Die SMS funktioniert, was Multimediainhalte (Videos, Fotos etc.) übrigens fast genauso gut wie Whatsapp. Ich kann zwar keine Gruppenchats machen und sehe nur auf I-Phones, ob jemand meine Nachricht auch gelesen hat, dennoch funktioniert diese Lösung auf allen Geräten einwandfrei.


THREEMA

Ich persönlich habe mich mit der App Threema (Schweizer Entwickler) angefreundet. Viele Funktionen von Whatsapp bietet Threema im gleichen Umfang wie der Mitbewerber. Es können Gruppenchats erstellt werden, Umfragen in Chats (endlich Terminabsprachen direkt im Messenger), Bilder, Videos und Sprachnachrichten versendet werden.

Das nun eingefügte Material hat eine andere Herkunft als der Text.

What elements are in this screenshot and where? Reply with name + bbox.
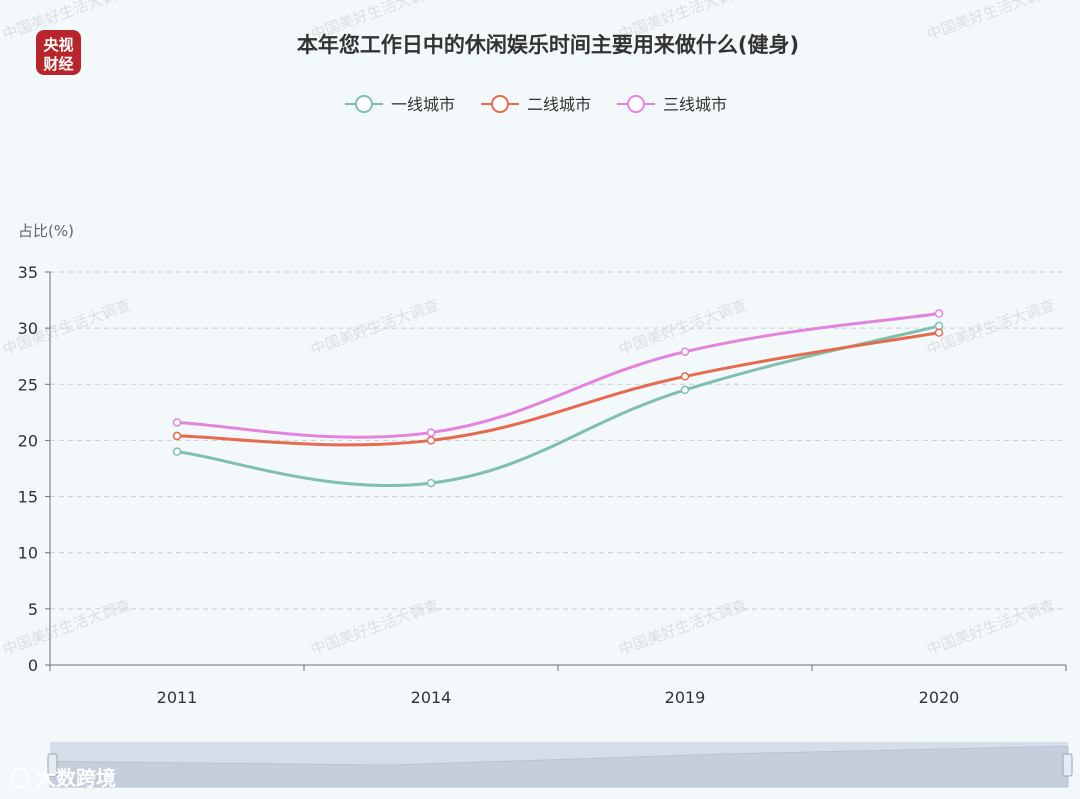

Der zusätzliche, aber nicht unwesentliche Vorteil von Threema ist zweifellos der Schweizer Datenstandort. Somit unterstehen sämtliche Daten dem Schweizer Rechtsstaat. Ausserdem hat Threema am 21. Dezember 2020 ihren Quellcode freigegeben - es ist nun Open Source. End-to-End Verschlüsselung ist für alle Chats aktiviert. Ein Webclient ist natürlich ebenfalls an Bord und funktioniert in den gängigen Browsern.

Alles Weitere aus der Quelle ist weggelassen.